Abstract

The visual signal object detection technology of deep learning, as a high-precision perception technology, can be adopted in various image analysis applications, and it has important application prospects in the utilization and protection of marine biological resources. While the marine environment is generally far from cities where the rich computing power in cities cannot be utilized, deploying models on mobile edge devices is an efficient solution. However, because of computing resource limitations on edge devices, the workload of performing deep learning-based computationally intensive object detection on mobile edge devices is often insufficient in meeting high-precision and low-latency requirements. To address the problem of insufficient computing resources, this paper proposes a lightweight process based on a neural structure search and knowledge distillation using deep learning YOLOv8 as the baseline model.

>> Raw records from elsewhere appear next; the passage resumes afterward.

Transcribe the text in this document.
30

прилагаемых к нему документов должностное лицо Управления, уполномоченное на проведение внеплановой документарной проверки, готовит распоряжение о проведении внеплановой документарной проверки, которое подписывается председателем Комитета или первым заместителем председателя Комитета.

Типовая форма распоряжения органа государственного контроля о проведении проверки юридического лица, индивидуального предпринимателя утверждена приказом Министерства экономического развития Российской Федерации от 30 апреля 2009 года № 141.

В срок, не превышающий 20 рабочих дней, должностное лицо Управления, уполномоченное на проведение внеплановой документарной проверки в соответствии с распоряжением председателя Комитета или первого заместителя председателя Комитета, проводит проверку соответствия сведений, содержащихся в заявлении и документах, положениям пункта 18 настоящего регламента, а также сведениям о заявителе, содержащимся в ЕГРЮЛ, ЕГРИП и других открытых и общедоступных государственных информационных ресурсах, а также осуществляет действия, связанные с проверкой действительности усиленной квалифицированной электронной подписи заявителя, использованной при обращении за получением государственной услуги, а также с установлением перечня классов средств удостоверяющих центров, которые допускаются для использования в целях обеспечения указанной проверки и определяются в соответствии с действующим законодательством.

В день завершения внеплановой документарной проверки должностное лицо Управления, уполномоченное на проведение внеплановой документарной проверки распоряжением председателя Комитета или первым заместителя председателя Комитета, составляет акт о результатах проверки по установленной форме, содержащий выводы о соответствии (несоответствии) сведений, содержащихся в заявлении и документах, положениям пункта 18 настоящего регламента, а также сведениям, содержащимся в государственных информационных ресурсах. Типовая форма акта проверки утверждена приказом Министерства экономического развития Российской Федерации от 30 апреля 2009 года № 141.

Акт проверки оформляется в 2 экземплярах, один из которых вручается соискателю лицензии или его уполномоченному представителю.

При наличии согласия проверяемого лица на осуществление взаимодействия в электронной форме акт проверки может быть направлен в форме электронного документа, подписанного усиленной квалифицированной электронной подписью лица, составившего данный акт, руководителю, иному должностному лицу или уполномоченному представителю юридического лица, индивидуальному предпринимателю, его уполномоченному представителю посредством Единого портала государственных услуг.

Firstly, the neural structure search algorithm was used to compress the YOLOv8 model and reduce its computational complexity. Secondly, a new knowledge distillation architecture was designed, which distills the detection head output layer and NECK feature layer to compensate for the accuracy loss caused by model reduction. When compared to YOLOv8n, the computational complexity of the lightweight model optimized in this study (in terms of floating point operations (FLOPs)) was 7.4 Gflops, which indicated a reduction of 1.3 Gflops. The multiply–accumulate operations (MACs) stood at 2.72 G, thereby illustrating a decrease of 32%; this saw an increase in the AP50, AP75, and mAP by 2.0%, 3.0%, and 1.9%, respectively. Finally, this paper designed an edge computing service architecture, and it deployed the model on the Jetson Xavier NX platform through TensorRT.